Be wary of taking money from these sources:
Your retirement plan: Government workers who participate in the Thrift Savings Plan and are furloughed may take loans from their retirement savings if the furlough is expected to last 30 days or less.
You may not take the loan if your leave goes beyond that period.
Just because you can borrow from your savings, doesn’t mean you should. Once you pull money from your retirement plan, those dollars are no longer at work in the market.
Also, you’ll need to repay the money. Failure to make the appropriate repayments could result in your loan being declared a taxable distribution.

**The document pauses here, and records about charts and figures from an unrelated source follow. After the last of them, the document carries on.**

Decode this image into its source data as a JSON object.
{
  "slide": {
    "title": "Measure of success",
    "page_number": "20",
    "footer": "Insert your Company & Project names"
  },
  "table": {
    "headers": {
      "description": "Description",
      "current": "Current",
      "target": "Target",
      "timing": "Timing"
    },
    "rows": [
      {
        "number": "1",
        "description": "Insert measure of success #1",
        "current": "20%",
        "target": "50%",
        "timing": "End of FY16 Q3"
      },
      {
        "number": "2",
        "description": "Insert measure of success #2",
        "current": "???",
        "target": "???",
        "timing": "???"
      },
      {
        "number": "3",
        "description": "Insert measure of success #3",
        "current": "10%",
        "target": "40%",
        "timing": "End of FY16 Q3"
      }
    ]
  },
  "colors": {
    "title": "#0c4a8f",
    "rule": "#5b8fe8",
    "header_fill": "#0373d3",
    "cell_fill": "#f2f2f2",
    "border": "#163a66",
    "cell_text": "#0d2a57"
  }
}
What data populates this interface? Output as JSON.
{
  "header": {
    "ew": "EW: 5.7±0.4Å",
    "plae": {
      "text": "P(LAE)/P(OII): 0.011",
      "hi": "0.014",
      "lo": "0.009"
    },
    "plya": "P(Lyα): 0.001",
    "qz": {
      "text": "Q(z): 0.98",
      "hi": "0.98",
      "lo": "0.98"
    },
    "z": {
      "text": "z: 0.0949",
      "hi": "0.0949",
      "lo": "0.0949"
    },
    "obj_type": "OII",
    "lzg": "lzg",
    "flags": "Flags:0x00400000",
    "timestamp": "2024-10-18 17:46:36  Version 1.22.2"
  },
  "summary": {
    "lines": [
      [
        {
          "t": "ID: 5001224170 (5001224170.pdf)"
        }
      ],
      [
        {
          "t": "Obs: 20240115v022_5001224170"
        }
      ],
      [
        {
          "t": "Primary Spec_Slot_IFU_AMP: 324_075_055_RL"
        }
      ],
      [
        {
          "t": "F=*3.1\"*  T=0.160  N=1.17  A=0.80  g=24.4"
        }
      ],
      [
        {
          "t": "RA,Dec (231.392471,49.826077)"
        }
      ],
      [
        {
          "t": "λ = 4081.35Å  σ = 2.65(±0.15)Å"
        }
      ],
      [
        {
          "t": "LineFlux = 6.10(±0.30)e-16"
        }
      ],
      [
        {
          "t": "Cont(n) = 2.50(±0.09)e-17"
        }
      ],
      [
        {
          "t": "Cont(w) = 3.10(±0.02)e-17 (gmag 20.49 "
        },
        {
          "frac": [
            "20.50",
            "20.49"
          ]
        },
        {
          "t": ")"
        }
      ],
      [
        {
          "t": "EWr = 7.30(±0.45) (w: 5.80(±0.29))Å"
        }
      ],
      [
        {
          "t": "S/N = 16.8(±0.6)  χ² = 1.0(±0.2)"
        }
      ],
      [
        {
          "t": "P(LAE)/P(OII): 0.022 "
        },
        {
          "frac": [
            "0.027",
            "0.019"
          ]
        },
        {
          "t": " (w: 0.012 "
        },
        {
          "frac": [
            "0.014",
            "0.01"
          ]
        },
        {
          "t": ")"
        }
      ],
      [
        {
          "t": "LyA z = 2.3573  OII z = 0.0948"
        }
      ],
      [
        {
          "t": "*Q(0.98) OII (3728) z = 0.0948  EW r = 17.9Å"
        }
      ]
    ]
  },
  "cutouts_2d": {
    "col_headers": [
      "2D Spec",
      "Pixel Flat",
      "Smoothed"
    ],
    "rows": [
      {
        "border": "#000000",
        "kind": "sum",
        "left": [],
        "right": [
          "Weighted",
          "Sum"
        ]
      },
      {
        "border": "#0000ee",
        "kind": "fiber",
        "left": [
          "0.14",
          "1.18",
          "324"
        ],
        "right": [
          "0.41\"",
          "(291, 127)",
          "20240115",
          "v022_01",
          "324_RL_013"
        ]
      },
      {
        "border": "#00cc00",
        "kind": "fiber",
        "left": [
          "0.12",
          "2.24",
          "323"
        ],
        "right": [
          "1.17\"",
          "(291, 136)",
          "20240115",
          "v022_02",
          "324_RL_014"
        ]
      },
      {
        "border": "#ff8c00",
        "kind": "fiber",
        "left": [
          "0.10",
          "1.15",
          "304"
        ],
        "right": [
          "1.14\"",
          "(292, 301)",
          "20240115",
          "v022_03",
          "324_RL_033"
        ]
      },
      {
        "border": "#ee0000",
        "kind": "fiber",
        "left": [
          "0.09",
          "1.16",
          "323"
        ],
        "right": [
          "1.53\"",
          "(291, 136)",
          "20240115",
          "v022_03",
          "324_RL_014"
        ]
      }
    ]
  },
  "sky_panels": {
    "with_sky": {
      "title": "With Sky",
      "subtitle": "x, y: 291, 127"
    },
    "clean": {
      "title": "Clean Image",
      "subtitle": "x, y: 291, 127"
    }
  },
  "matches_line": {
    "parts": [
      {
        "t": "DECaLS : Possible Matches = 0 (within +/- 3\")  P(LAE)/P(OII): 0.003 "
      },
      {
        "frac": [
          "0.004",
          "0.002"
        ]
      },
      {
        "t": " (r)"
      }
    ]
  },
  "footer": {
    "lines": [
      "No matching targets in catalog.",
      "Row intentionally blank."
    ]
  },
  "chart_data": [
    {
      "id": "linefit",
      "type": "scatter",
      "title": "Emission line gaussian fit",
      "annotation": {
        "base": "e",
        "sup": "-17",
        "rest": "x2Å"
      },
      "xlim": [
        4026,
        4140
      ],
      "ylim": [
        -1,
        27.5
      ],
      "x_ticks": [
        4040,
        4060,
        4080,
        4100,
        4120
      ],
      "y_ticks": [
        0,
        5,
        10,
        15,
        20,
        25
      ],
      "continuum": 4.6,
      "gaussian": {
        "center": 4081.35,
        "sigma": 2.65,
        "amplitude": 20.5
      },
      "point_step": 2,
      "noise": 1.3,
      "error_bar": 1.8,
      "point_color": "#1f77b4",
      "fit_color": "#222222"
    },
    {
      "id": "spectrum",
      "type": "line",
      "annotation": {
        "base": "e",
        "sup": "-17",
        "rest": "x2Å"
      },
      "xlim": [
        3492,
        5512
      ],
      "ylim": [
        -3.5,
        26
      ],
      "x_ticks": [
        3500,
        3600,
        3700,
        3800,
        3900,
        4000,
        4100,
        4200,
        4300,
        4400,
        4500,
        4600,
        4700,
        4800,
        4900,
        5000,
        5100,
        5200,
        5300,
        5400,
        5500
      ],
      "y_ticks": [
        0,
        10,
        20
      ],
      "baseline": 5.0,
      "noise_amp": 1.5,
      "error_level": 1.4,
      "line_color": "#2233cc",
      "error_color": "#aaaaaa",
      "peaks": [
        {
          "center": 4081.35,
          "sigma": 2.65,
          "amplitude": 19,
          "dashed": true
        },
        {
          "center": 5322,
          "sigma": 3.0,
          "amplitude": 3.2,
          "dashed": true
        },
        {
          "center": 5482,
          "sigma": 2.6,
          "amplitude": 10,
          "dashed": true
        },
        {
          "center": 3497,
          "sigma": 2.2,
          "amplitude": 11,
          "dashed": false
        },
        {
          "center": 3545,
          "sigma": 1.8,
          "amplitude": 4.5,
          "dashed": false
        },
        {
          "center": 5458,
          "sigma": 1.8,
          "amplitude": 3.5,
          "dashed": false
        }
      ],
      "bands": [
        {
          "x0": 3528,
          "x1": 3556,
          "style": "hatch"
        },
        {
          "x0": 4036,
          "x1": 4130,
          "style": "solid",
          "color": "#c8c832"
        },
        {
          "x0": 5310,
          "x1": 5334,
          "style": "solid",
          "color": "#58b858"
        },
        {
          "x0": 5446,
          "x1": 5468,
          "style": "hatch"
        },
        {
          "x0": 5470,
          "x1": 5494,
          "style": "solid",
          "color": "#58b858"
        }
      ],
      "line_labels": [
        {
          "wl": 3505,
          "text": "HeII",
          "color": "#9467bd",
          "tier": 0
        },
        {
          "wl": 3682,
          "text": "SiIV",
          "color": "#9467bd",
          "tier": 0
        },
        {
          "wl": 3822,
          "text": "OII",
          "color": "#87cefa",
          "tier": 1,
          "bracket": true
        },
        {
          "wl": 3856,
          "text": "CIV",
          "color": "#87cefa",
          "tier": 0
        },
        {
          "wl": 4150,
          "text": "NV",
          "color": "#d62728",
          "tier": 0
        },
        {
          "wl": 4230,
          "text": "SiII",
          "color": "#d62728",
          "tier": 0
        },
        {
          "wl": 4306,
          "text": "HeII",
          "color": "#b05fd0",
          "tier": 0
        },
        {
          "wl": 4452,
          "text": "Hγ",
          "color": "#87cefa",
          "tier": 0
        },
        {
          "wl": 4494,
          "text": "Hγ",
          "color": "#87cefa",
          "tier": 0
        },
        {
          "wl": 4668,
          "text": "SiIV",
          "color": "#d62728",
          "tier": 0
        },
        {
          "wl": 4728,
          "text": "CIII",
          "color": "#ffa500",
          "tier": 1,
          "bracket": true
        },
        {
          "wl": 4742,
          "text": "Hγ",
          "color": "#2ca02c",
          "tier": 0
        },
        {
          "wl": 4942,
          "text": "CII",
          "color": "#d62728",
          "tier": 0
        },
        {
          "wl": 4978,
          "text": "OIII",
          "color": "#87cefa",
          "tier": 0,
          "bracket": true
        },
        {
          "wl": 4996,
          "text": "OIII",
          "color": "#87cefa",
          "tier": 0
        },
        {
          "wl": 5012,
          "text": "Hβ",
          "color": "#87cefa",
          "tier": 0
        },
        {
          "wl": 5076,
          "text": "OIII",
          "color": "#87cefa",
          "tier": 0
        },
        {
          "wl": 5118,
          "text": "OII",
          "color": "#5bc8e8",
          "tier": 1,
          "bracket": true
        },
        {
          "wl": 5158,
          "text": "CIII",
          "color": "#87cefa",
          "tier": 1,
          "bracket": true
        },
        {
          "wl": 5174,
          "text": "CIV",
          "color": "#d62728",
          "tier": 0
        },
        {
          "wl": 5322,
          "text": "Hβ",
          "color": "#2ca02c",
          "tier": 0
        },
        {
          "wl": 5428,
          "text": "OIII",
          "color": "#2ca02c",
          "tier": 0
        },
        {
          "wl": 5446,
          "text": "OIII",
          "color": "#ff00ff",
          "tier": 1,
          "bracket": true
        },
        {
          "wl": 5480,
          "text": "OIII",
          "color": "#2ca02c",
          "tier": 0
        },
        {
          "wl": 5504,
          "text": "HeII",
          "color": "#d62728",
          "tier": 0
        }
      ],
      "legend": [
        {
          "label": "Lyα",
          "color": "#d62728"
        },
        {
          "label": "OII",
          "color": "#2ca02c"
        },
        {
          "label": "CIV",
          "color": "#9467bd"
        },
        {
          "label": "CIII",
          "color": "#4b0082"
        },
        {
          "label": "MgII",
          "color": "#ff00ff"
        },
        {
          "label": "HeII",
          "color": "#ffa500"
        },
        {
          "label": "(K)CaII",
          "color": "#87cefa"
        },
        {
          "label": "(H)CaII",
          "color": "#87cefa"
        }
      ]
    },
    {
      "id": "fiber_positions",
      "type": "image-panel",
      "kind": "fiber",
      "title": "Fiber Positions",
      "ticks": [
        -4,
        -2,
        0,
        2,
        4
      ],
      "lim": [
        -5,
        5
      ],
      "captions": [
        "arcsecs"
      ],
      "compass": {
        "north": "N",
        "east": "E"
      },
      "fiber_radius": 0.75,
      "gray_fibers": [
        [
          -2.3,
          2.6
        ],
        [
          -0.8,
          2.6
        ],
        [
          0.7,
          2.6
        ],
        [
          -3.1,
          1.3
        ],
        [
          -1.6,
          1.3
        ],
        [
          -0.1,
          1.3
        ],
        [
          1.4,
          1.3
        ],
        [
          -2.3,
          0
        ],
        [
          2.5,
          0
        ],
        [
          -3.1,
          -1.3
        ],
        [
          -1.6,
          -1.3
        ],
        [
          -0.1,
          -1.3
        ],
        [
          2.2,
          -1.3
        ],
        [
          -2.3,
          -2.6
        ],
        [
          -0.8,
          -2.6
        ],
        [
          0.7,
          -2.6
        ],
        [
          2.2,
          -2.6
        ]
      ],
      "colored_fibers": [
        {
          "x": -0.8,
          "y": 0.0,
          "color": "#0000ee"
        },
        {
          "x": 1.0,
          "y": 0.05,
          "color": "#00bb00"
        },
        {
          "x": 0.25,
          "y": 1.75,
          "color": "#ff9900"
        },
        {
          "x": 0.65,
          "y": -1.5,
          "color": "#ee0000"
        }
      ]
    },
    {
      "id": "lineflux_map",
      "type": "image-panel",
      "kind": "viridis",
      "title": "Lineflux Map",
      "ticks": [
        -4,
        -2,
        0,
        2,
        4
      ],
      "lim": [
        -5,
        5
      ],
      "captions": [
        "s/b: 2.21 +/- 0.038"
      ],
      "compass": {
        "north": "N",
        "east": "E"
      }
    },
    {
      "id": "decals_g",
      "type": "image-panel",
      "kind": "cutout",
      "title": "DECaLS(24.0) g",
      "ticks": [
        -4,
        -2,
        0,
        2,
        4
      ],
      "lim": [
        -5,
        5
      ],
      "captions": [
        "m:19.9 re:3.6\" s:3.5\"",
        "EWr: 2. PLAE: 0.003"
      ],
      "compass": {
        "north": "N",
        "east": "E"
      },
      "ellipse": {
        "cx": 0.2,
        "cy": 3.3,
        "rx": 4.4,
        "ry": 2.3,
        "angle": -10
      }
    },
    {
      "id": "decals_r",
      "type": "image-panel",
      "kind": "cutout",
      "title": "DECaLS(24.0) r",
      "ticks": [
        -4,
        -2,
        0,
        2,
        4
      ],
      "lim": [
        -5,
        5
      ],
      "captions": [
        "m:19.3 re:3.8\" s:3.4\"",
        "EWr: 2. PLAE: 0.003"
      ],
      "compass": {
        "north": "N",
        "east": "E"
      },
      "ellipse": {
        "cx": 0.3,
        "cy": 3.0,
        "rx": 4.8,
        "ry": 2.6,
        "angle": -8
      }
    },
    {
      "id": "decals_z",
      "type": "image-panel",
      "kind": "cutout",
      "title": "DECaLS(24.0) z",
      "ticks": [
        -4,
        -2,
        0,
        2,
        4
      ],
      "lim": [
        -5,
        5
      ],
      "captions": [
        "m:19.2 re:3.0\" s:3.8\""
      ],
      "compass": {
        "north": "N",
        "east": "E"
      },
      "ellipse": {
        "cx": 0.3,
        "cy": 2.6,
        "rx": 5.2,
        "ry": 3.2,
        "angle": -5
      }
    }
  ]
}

Credit cards and cash advances: Credit cards could save you in a pinch, but interest rates now exceed 17 percent. Cash advances on a credit card often come with extra charges, typically between 1 percent and 5 percent, according to MagnifyMoney.
Margin loans: If you own a brokerage account, you may be able to borrow from it. But that could be a bad idea, especially amid the recent market volatility.
The problem is that your brokerage firm will require you to keep a minimum balance in your account when you borrow against your investments. If the market declines sharply, your account balance could fall below the required minimum.
In that case, your brokerage firm will make a margin call and you could have less than 24 hours to deposit cash into your account or else your firm will sell your assets.
“This would exacerbate your problem because you’d have to come up with the capital for the margin call,” said Beatty.